2. Restructure and condense your notes. Try to write and memorise concepts. It is slow but stays with you better than crammed answers.
3. Plan answer outlines.
4. Seek help and guidance from tutors if you don’t understand something.
5. Set aside plenty of time for revision.
* Plan your leisure
To keep stress in the optimum range and not cross to fatigue and burn out, we need to use relaxation and distraction. Divide the day into three periods of two and a half hours each and revise for any two of them. When you are not revising, get well away from your desk.
1. Your brain needs energy and also rest. Eat little and often.
2. Keep yourself hydrated.
3. Plan a holiday per week.
4. Be cool and keep to a healthy lifestyle.
5. Exercise regularly! Find something you enjoy (swimming, jogging, walking or hiking etc.)
6. Practice Progressive relaxation, Yoga, breathing exercises to relax your mind and body.
7. Taking a bath and light walk after finishing studies and before sleeping gives you peaceful and deep sleep to recharge you for the next day.
* How to prevent panic on the night of the exam?
1. If you learn in advance how to relax; it gives you confidence. It gives you a belief that you are on the driving seat. If you panic, or your mind goes blank, you can regain control.
2. Try using humour to beat the negative thoughts (All iz well is a good idea). Watch a good movie, read a comic or magazine, or remember your favourite jokes. Do your best to be well prepared.
3. Avoid working the night just before the test, however anxious you feel. Take a walk, have a bath, talk to someone, go for a swim. Do something relaxing!
4. Eat something, even if you feel sick. Bread, crackers or cereals are good tummy settlers.
5. Try not to arrive at the exam hall too early, or too late. Seeing and interacting with other anxious people can raise your anxiety.
6. Make sure you know the venue and time of exam. Keep your things like hall ticket, stationary and your clothes organised.

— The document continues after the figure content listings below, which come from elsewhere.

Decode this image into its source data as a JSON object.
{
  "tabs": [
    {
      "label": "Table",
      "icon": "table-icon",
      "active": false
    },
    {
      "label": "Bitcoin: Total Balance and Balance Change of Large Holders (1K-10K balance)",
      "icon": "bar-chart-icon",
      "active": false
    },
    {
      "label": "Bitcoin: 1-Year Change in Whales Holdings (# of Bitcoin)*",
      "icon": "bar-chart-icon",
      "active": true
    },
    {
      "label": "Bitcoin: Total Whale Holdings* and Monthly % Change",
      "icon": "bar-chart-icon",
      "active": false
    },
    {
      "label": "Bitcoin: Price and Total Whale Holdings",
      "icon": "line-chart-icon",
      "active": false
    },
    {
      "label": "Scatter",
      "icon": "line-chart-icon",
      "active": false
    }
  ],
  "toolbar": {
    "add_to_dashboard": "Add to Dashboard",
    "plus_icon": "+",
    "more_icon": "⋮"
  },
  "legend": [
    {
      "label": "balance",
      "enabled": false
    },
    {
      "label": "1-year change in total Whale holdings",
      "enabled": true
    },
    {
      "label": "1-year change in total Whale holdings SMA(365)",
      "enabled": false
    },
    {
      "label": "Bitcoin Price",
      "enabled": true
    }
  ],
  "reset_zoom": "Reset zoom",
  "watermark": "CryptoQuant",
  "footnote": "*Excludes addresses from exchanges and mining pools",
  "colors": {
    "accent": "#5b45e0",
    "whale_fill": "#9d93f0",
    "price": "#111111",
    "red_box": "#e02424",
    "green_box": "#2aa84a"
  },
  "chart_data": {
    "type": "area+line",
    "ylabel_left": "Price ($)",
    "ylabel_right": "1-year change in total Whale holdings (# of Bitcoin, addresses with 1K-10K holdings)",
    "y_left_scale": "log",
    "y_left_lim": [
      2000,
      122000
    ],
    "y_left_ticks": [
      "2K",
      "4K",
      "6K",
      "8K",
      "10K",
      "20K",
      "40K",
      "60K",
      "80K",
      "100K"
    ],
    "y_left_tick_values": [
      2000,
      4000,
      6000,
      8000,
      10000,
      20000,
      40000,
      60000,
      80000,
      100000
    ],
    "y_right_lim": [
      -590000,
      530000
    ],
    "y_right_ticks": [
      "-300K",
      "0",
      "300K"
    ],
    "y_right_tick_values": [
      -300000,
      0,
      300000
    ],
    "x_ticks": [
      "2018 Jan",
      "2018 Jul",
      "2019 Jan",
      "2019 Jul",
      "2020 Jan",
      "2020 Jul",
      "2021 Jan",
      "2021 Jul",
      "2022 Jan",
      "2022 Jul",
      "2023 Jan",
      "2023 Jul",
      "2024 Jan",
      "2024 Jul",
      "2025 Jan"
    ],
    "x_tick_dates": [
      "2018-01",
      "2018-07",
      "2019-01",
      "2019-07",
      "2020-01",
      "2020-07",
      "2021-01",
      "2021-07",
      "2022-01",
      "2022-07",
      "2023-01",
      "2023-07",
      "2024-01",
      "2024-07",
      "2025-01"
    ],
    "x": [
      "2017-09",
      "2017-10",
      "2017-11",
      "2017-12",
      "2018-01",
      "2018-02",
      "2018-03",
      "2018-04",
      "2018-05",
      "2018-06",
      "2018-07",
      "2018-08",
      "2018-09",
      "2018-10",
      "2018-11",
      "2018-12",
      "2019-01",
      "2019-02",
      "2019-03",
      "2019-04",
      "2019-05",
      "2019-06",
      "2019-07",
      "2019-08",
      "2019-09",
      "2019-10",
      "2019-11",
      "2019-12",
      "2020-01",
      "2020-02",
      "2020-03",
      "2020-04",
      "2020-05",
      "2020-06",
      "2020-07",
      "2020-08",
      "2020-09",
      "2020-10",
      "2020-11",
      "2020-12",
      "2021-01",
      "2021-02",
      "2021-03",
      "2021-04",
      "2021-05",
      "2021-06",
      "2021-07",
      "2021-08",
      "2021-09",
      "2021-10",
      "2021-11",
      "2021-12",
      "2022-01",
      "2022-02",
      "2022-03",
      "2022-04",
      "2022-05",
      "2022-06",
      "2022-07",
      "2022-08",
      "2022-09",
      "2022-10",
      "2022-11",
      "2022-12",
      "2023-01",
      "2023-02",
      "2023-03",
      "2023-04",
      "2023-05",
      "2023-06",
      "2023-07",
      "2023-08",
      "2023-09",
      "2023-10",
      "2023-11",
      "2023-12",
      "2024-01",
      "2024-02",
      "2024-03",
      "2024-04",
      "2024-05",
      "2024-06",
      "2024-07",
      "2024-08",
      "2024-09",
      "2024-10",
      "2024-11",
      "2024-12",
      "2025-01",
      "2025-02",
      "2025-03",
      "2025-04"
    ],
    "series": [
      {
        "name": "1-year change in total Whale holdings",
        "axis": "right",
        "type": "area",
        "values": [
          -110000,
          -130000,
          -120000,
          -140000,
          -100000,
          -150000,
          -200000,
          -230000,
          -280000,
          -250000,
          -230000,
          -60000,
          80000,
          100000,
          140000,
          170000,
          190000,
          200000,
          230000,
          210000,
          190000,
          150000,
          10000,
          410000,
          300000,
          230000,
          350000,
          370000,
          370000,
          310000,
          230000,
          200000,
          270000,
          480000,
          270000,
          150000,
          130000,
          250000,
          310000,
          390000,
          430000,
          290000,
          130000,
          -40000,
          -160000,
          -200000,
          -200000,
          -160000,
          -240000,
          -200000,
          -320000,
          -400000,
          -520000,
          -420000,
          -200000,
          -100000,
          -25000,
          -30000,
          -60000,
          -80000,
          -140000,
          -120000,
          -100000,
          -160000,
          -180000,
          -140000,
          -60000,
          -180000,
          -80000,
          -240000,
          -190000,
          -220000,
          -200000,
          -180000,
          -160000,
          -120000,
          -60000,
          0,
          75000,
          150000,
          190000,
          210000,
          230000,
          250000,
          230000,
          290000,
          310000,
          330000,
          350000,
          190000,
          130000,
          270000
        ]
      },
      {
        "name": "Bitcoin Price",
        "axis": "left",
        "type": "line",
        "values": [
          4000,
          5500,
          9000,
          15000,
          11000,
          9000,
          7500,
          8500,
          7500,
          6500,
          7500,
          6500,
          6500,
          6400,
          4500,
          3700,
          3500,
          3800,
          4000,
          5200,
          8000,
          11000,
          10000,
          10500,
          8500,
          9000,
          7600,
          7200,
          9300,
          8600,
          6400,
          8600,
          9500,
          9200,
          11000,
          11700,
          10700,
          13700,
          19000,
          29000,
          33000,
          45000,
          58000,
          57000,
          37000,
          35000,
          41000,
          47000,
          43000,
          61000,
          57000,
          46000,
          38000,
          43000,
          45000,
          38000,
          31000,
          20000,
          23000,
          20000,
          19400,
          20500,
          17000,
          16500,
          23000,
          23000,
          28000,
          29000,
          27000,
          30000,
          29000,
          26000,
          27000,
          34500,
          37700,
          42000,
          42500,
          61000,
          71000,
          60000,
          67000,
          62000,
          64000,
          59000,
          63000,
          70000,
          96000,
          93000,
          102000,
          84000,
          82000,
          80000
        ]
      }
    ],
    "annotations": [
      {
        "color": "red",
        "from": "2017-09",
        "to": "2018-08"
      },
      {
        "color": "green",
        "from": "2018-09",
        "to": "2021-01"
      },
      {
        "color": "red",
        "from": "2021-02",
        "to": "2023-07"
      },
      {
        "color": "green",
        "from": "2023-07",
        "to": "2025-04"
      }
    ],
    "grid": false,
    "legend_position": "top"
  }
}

Develop a positive mental attitude and practice for stress relief. Once you understand that an optimum amount of stress is good for your performance; you can use it to your advantage. If you train yourself to take stress as an opportunity to learn, challenge, or stretch yourself, then you are likely to feel less stress. With a positive attitude to stress follow these guidelines, they will build your resilience to face exams better.